Nie żyje Marcin Czarnecki
Jakub Banaszek złożył kondolencje rodzinie i bliskim Marcina Czarneckiego. Jak przyznał prezydent Chełma, śmierć prezesa Miejskiego Przedsiębiorstwa Gospodarki Komunalnej to dla lokalnej społeczności ogromna strata.
Nie żyje Marcin Czarnecki
Tragiczne informacje o śmierci prezesa chełmskiego MPGK obiegły media społecznościowe i pogrążyły lokalną społeczność w głębokiej żałobie. Informacje o odejściu mężczyzny przekazał swoim Facebooku prezydent miasta Chełm . Nie podano jednak oficjalnych przyczyn zgonu mężczyzny.
- Z bólem i ogromnym smutkiem przyjąłem informację, że dziś w nocy, w wieku zaledwie 50 lat, zmarł prezes Miejskiego Przedsiębiorstwa Gospodarki Komunalnej Pan Marcin Czarnecki - przekazał Jakub Banaszek.
- Odszedł od nas wspaniały, ciepły i serdeczny człowiek. Wrażliwy na los innych, a także na krzywdę zwierząt. Świetny menedżer i kreatywny lider. Wizjoner, który wyniósł MPGK do rangi prężnego, dobrze prosperującego przedsiębiorstwa - dodał.
Jak przekazał Jakub Banaszek, nagła śmierć Marcina Czarneckiego była dla niego ogromnym ciosem i zaskoczeniem. Prezes chełmskiego MPGK miał wiele planów na to, jak usprawnić działanie kierowanego przez siebie przedsiębiorstwa. Czarnecki chciał m.in. uruchomić miejską stację paliw oraz rozpocząć budowę farm fotowoltaicznych.

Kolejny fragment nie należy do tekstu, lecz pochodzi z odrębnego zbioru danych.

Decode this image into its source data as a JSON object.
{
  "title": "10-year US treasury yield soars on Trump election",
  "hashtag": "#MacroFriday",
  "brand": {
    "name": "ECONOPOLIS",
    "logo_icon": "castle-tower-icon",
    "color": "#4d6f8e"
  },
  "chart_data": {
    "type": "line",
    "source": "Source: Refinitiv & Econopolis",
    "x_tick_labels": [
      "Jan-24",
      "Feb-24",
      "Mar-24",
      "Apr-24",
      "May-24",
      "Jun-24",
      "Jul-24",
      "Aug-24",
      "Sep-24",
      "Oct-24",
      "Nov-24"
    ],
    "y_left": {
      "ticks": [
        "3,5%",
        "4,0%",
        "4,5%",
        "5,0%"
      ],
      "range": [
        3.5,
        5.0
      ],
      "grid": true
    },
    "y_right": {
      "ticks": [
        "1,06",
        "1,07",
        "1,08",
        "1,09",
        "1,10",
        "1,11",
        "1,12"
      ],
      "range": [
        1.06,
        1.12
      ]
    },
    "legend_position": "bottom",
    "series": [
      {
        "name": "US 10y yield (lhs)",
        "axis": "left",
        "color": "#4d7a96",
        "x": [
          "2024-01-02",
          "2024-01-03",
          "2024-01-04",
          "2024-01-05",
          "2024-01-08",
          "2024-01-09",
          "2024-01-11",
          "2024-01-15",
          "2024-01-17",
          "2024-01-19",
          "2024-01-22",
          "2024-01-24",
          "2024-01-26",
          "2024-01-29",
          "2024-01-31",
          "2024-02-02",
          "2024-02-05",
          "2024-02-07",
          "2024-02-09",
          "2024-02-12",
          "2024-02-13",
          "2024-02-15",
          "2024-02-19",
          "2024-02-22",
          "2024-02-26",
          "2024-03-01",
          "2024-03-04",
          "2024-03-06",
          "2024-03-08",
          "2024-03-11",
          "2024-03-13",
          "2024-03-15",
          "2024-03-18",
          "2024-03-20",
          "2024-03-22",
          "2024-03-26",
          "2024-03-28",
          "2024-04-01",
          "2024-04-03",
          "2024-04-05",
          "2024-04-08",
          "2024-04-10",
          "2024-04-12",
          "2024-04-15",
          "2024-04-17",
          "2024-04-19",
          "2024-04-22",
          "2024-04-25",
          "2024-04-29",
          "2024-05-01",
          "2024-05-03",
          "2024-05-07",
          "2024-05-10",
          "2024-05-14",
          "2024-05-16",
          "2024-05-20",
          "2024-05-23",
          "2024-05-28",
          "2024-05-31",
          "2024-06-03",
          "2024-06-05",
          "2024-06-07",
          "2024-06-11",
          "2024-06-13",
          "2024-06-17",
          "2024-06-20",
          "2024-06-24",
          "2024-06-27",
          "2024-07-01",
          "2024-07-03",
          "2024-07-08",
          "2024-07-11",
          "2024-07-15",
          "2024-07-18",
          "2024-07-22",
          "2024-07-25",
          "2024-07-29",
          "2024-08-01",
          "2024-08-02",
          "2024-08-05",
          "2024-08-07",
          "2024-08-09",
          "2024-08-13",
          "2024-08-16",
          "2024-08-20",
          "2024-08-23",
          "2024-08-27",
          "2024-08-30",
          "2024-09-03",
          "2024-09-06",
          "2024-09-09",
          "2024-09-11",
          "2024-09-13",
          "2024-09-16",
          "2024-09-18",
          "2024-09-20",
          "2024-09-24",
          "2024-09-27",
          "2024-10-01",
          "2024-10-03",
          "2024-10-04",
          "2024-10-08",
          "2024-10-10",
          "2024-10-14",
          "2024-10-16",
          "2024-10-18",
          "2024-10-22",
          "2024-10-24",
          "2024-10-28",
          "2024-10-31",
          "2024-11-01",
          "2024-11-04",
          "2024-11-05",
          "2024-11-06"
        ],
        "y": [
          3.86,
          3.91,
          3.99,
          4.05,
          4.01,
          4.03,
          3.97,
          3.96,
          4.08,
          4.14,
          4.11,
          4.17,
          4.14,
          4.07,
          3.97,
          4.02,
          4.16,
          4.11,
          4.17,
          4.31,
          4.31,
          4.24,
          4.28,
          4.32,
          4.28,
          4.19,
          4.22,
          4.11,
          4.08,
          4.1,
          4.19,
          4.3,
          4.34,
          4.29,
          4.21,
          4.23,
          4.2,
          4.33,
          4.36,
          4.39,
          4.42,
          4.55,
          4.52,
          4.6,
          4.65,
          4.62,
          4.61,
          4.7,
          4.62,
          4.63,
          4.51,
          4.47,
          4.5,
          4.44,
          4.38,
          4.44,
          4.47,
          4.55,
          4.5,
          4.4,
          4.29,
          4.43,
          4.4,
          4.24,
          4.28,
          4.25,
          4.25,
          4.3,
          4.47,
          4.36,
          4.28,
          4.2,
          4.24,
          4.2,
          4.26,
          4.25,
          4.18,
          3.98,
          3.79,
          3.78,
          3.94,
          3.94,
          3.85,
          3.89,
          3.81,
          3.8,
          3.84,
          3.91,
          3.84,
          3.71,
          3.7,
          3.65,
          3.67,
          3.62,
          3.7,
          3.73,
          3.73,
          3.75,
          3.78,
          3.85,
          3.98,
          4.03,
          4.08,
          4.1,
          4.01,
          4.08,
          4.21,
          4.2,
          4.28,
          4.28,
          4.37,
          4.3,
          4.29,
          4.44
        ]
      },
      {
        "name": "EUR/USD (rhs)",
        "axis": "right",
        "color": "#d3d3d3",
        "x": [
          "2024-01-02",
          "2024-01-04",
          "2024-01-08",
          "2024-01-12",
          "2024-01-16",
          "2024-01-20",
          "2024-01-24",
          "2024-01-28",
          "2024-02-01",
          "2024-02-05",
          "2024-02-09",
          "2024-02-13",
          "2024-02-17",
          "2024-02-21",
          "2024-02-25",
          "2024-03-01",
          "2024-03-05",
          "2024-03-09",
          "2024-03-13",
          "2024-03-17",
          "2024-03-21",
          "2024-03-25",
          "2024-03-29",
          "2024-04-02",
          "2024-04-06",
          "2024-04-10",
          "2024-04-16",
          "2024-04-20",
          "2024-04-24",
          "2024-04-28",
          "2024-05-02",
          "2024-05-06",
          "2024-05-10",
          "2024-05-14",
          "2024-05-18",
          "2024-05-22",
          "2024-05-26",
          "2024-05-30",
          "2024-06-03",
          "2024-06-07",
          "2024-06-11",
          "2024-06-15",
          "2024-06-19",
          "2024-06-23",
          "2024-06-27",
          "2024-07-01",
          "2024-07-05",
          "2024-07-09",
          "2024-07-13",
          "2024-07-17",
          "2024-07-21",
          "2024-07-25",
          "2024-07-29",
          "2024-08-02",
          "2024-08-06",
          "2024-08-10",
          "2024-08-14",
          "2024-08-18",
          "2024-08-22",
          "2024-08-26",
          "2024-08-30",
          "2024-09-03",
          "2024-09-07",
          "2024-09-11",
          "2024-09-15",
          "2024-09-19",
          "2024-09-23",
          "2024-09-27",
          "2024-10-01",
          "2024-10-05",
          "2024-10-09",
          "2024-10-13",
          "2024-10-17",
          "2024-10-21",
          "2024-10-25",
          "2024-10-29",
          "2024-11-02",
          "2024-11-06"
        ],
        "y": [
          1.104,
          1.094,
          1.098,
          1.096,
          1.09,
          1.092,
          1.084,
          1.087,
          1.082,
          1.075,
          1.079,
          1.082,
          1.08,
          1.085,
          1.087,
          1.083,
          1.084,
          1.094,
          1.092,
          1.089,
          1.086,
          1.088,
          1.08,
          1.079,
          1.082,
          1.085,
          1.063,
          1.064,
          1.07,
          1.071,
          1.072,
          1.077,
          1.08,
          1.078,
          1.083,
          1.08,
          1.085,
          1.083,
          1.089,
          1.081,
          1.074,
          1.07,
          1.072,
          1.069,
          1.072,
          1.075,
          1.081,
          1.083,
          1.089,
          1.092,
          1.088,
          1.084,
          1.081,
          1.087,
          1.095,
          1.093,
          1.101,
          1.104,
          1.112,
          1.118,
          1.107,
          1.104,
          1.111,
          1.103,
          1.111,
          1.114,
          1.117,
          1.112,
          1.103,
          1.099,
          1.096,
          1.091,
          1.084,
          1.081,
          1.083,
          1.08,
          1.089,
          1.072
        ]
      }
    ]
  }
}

Prezydent miasta Chełm przyznał, że trudno mu pogodzić się z tą stratą oraz przekazał bliskim i rodzinie Marcina Czarneckiego wyrazy najgłębszego współczucia. Do jego kondolencji przyłączyło się również wielu internautów.
- Wielka strata dla Miasta Chełma - napisała jedna z mieszkanek miasta.
- Tak trudno uwierzyć... smutek, żal, niech spoczywa w pokoju - dodała kolejna internautka.
- Ogromne wyrazy współczucia dla rodziny i znajomych... Za wcześnie - podkreśliła jeszcze jedna użytkowniczka sieci.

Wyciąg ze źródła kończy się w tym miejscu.